For those in power in South Sudan’s crooked governance system, the benefits of corruption far outweigh the dividends that accrue from peace. Senior politicians exploit the loopholes in the system to award themselves lucrative contracts, and appoint friends and family to positions of power. Cronyism ensures that legislators are unwilling to hold officials accountable. Even institutions of accountability work at the behest of senior government politicians. Officials are therefore inclined to maintain the status quo ante of war because it benefits them. To end the intractable conflict, a renewed U.S. engagement policy must aim to dismantle this incentive structure by using financial tools in tandem with a diplomatic strategy that establishes clear goals to achieve lasting peace.

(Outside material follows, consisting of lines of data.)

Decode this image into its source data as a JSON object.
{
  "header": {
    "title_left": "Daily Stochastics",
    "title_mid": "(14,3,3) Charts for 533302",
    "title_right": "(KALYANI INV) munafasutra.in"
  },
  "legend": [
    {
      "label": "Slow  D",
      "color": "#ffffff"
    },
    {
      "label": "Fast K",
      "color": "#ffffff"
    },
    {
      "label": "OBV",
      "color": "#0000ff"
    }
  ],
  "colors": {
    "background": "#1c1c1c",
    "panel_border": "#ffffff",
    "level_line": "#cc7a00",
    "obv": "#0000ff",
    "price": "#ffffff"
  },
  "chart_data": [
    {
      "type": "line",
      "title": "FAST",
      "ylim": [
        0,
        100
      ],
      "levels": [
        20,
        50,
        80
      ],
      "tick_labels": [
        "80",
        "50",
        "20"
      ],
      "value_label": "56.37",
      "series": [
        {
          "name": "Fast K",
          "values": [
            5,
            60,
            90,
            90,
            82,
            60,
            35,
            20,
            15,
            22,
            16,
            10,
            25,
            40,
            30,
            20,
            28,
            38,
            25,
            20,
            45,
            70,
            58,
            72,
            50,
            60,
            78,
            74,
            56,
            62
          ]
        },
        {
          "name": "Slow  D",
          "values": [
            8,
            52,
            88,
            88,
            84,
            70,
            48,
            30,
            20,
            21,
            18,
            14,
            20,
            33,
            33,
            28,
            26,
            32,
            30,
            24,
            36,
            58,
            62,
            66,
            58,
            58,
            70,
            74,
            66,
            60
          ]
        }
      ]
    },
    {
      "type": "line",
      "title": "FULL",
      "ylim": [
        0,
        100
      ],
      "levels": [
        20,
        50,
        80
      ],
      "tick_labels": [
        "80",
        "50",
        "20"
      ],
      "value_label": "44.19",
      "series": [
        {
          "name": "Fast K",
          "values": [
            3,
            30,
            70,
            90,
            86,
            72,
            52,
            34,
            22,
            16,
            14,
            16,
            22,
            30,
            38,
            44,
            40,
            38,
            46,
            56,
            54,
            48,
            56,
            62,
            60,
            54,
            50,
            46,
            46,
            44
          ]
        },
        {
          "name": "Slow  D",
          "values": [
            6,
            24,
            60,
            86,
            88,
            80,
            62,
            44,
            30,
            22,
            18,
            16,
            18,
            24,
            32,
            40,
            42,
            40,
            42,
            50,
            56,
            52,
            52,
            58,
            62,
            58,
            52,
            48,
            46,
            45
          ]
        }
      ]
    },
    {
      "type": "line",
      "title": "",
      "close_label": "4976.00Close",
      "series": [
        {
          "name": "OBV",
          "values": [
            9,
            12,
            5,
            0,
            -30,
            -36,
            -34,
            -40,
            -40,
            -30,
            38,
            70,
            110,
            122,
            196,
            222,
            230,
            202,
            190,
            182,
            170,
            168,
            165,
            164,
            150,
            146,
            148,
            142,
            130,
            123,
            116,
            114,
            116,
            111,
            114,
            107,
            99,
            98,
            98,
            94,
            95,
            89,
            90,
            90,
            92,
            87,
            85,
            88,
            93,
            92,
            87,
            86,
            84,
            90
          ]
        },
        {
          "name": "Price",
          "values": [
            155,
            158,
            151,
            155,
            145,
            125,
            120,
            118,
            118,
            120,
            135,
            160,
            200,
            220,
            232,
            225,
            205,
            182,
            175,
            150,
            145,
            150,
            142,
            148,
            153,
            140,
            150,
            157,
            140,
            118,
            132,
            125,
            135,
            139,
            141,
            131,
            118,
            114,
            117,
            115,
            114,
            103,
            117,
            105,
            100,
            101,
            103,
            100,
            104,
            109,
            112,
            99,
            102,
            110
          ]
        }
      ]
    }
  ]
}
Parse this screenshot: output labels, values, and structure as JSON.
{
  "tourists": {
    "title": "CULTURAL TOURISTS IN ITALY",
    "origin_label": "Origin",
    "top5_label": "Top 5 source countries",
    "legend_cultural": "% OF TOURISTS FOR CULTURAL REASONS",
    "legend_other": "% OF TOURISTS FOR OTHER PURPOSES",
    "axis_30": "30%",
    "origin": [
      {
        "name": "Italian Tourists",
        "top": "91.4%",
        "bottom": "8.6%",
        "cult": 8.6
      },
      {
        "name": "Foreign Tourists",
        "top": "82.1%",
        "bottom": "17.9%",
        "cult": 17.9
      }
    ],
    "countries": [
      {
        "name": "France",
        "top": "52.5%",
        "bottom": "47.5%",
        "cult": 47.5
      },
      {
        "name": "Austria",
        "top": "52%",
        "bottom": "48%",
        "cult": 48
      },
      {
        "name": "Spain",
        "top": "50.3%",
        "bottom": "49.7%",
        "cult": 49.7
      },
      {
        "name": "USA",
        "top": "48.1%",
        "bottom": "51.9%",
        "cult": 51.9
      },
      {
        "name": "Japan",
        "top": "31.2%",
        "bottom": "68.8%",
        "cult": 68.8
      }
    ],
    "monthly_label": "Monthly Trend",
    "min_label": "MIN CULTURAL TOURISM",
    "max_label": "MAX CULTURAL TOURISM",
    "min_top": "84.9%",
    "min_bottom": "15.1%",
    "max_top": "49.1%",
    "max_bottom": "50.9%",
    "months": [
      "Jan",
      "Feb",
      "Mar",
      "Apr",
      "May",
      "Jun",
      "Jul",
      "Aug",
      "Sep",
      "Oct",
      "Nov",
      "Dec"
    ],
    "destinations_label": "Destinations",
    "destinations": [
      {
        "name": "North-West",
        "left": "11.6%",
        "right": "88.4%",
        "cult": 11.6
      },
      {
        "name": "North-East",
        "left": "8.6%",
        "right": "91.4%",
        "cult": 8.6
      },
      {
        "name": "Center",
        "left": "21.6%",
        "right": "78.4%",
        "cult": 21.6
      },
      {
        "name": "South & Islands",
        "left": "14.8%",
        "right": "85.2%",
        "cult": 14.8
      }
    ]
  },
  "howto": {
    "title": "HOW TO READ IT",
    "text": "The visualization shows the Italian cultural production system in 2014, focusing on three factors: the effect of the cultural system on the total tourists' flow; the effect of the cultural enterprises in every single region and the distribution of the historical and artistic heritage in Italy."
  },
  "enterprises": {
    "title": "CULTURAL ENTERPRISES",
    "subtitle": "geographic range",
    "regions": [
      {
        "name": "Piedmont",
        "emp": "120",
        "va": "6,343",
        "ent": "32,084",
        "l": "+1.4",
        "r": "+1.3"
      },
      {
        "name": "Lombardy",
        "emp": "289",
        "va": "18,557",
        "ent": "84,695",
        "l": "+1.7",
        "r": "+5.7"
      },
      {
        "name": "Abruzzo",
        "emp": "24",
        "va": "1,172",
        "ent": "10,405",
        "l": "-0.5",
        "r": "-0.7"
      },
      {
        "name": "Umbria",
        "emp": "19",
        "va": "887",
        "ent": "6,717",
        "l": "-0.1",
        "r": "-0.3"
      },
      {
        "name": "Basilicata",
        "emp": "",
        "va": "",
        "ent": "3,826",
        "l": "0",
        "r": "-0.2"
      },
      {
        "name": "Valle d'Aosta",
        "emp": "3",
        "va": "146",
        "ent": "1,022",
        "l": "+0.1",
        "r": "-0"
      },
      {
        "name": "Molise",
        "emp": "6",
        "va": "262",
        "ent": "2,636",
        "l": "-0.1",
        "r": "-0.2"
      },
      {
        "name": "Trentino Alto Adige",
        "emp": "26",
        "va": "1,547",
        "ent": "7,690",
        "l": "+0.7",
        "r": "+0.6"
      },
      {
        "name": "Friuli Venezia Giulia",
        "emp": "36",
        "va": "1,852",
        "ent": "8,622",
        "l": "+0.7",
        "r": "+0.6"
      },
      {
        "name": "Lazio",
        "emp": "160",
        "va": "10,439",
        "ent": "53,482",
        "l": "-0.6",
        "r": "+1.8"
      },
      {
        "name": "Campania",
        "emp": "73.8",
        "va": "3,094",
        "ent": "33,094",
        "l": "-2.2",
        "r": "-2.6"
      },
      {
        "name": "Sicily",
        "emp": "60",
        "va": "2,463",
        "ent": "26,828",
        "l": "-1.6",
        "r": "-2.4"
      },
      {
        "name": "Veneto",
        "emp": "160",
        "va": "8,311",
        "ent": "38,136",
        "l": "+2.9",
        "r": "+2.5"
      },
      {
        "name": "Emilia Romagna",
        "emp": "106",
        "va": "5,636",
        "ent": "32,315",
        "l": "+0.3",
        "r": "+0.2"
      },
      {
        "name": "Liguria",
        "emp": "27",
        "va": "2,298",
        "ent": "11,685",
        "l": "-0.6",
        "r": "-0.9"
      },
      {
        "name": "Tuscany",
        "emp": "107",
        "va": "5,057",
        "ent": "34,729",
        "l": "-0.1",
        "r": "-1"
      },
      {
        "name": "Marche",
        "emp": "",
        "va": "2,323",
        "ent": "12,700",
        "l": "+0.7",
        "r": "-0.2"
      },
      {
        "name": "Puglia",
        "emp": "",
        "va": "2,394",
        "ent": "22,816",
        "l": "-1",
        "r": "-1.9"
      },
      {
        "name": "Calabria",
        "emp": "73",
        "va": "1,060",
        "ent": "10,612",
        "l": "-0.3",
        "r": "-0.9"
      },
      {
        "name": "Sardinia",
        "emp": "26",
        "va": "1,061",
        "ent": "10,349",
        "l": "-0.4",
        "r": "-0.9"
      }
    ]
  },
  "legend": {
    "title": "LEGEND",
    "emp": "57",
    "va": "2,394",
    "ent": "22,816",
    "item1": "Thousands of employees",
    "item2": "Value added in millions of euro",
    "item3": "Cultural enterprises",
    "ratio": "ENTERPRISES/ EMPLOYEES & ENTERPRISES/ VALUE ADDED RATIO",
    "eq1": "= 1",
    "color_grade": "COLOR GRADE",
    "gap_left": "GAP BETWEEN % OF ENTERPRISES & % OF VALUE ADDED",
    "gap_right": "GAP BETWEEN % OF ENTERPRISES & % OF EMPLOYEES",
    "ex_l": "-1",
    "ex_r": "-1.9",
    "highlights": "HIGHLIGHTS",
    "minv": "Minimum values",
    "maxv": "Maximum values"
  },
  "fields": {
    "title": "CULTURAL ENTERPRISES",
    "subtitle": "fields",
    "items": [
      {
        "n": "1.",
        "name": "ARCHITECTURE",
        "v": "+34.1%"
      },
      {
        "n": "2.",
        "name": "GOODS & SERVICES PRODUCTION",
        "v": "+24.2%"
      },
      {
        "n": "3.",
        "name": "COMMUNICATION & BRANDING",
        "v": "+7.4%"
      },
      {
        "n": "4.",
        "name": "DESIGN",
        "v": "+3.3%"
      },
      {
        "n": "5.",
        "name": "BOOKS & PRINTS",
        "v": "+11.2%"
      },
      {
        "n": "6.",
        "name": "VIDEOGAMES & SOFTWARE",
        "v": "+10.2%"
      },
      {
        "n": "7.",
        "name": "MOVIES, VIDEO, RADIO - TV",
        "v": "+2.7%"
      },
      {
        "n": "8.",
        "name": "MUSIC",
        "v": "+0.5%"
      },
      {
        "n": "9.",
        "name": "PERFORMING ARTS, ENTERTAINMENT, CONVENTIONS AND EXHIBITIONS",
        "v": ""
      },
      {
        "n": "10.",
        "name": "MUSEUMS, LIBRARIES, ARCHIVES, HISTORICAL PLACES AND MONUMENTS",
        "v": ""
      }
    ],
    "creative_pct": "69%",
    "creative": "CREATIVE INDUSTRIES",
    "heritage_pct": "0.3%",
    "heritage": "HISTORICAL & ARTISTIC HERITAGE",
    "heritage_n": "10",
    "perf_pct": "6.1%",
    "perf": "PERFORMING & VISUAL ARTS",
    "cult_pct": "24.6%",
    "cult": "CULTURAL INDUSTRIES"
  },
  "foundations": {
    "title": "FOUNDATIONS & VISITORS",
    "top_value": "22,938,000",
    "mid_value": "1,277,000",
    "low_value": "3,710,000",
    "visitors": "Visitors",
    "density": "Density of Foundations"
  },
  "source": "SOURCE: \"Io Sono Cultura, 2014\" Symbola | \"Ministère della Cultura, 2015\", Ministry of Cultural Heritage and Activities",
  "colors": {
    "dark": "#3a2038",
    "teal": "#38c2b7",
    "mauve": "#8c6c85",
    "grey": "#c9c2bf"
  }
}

The first step is to go after the spoilers who are undermining the peace agreement. These officials engage in human rights abuses such as the illegal arrest and detention of journalists and civil society activists. They introduce obstacles to stymie the implementation of the peace agreement—by rejecting outright all the candidates for office proposed by the opposition, for instance. Worse, they are complicit in violating signed ceasefires and attacking opponents’ positions. Just last year, in November, government and rebel troops accused one another of initiating attacks against the military and civilians alike. To send a clear message that impunity for such actions no longer reigns, the United States should expand its use of the Global Magnitsky Act with targeted measures against more individuals or entities, for example.
Next, the kleptocratic governance structure that fuels the war must be cracked. By deploying financial pressures against networks—targeting individual peace spoilers, their companies, and their international business associates—concurrently with anti-money laundering measures, asset freezes, and advisories, the Biden administration could maximize the outcomes for holistic peace.
Peace agreements in South Sudan have hardly yielded the desired outcome because they are used by political elites to extend their hold on power and co-opt rivals into their camp. In the past, targeted measures by the Treasury Department have been successful in effecting change: they were partly responsible for cajoling reluctant politicians to agree to sign the peace deal in 2018. With the buy-in of allies Britain and Norway, which have been guarantors to the peace process since 2014, as well as the European Union and African Union, these pressures can be applied in a concerted manner to change the calculus for war in South Sudan.
Such a strategy could, for instance, be tied to South Sudan achieving short- and long-term goals with clear benchmarks that leaders must deliver on within a specified timeline. At the moment, an urgent short-term goal could include achieving progress on stalled elements of the peace deal—such as the creation of unified armed forces—and completing the formation of government at the state level. Future stability in South Sudan depends entirely on good governance marked by independent and effective institutions that can hold officials accountable, so a long-term diplomatic strategy could be connected to achieving progress on the institutional reforms spelled out in Chapter IV of the peace agreement.
Along with financial pressure, the United States could reinvigorate its diplomatic track by appointing a highly respected senior diplomat as a special envoy who would have clout and respect in East Africa and the Horn of Africa. That would signal to leaders responsible for the South Sudanese conflict that Washington accords a high priority to realizing a serious peace.
For far too long, the people of South Sudan have endured the misery of a war inflicted by self-aggrandizing politicians. But if the United States takes concrete steps to counter the incentive structure, the world’s youngest country may finally have a chance at peace.